In a study posted online today in the prestigious journal Molecular Cell, their work is discussed. Matthew Surette, Kalinka Koteva, and Nicholas Waglechner are Wright’s co-authors.

Wright claims that the finding has given him a greater appreciation for how adaptable nature is and has reignited his interest in uncovering and disclosing further strategies bacteria employ to secure their survival.

“We’ve been facing this AMR problem for many years,” Wright adds. “Every time we think we’ve figured out all the ways bacteria resist antibiotics, along comes something like this, to let us know there are tricks we hadn’t even thought of before.”

According to Wright, AMR is a significant and expanding worldwide health threat that demands much more attention and research funding.

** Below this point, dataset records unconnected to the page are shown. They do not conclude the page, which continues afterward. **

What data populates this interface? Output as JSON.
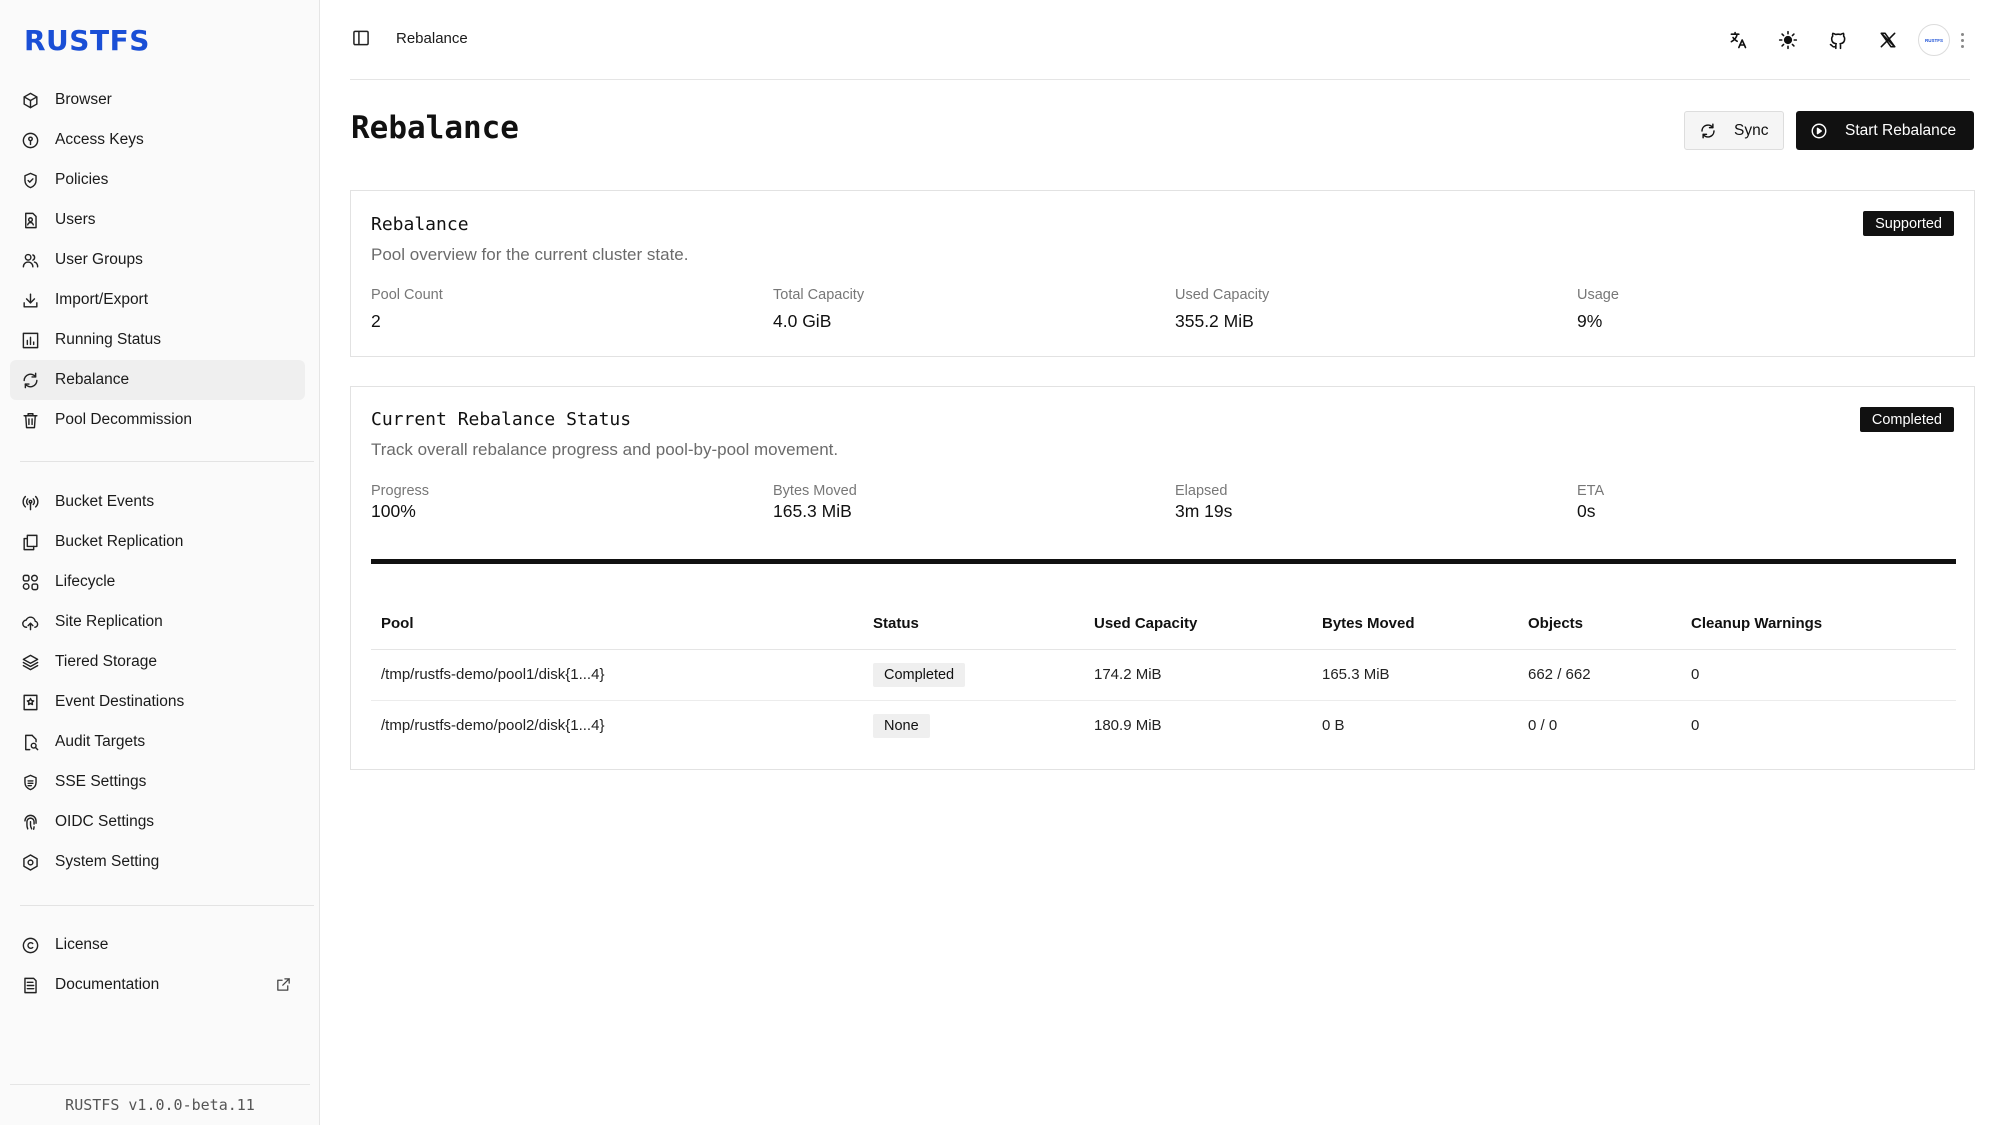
{
  "app": {
    "logo": "RUSTFS",
    "version": "RUSTFS v1.0.0-beta.11",
    "avatar_text": "RUSTFS"
  },
  "sidebar": {
    "main": [
      {
        "label": "Browser",
        "icon": "cube-icon"
      },
      {
        "label": "Access Keys",
        "icon": "key-icon"
      },
      {
        "label": "Policies",
        "icon": "shield-icon"
      },
      {
        "label": "Users",
        "icon": "user-file-icon"
      },
      {
        "label": "User Groups",
        "icon": "users-icon"
      },
      {
        "label": "Import/Export",
        "icon": "download-icon"
      },
      {
        "label": "Running Status",
        "icon": "bar-chart-icon"
      },
      {
        "label": "Rebalance",
        "icon": "refresh-icon",
        "active": true
      },
      {
        "label": "Pool Decommission",
        "icon": "trash-icon"
      }
    ],
    "secondary": [
      {
        "label": "Bucket Events",
        "icon": "broadcast-icon"
      },
      {
        "label": "Bucket Replication",
        "icon": "copy-icon"
      },
      {
        "label": "Lifecycle",
        "icon": "lifecycle-icon"
      },
      {
        "label": "Site Replication",
        "icon": "cloud-upload-icon"
      },
      {
        "label": "Tiered Storage",
        "icon": "layers-icon"
      },
      {
        "label": "Event Destinations",
        "icon": "bookmark-icon"
      },
      {
        "label": "Audit Targets",
        "icon": "file-search-icon"
      },
      {
        "label": "SSE Settings",
        "icon": "encryption-icon"
      },
      {
        "label": "OIDC Settings",
        "icon": "fingerprint-icon"
      },
      {
        "label": "System Setting",
        "icon": "settings-hex-icon"
      }
    ],
    "footer": [
      {
        "label": "License",
        "icon": "copyright-icon"
      },
      {
        "label": "Documentation",
        "icon": "document-icon",
        "external": true
      }
    ]
  },
  "topbar": {
    "breadcrumb": "Rebalance",
    "icons": [
      "translate-icon",
      "sun-icon",
      "github-icon",
      "x-logo-icon"
    ]
  },
  "page": {
    "title": "Rebalance",
    "sync_label": "Sync",
    "start_label": "Start Rebalance"
  },
  "overview": {
    "title": "Rebalance",
    "description": "Pool overview for the current cluster state.",
    "badge": "Supported",
    "stats": [
      {
        "label": "Pool Count",
        "value": "2"
      },
      {
        "label": "Total Capacity",
        "value": "4.0 GiB"
      },
      {
        "label": "Used Capacity",
        "value": "355.2 MiB"
      },
      {
        "label": "Usage",
        "value": "9%"
      }
    ]
  },
  "status": {
    "title": "Current Rebalance Status",
    "description": "Track overall rebalance progress and pool-by-pool movement.",
    "badge": "Completed",
    "progress_fraction": 1.0,
    "stats": [
      {
        "label": "Progress",
        "value": "100%"
      },
      {
        "label": "Bytes Moved",
        "value": "165.3 MiB"
      },
      {
        "label": "Elapsed",
        "value": "3m 19s"
      },
      {
        "label": "ETA",
        "value": "0s"
      }
    ],
    "table": {
      "headers": [
        "Pool",
        "Status",
        "Used Capacity",
        "Bytes Moved",
        "Objects",
        "Cleanup Warnings"
      ],
      "rows": [
        [
          "/tmp/rustfs-demo/pool1/disk{1...4}",
          "Completed",
          "174.2 MiB",
          "165.3 MiB",
          "662 / 662",
          "0"
        ],
        [
          "/tmp/rustfs-demo/pool2/disk{1...4}",
          "None",
          "180.9 MiB",
          "0 B",
          "0 / 0",
          "0"
        ]
      ]
    }
  }
}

The majority of pharmaceutical corporations are not actively working on generating new antibiotics, despite the fact that the efficacy of penicillin, rifamycin, and other well-established antibiotic therapies is rapidly declining.

Wright says that making new drugs is a very expensive process, and that antibiotics would not be a good investment because they don’t bring in as much money as prescription drugs that people take for years at a time.

According to Wright, the harm posed by AMR to the public’s health is simply too great to be disregarded, and governments, academic institutions, and manufacturers must work together.

“We have to keep reminding people just how tricky these bugs are. We’ve all been focused on COVID these past two and half years, but AMR is still an enormous problem and these bacteria have continued to innovate and diversify their mechanisms of resistance,” he adds. “We have to keep working to make sure we really do understand the enemy.”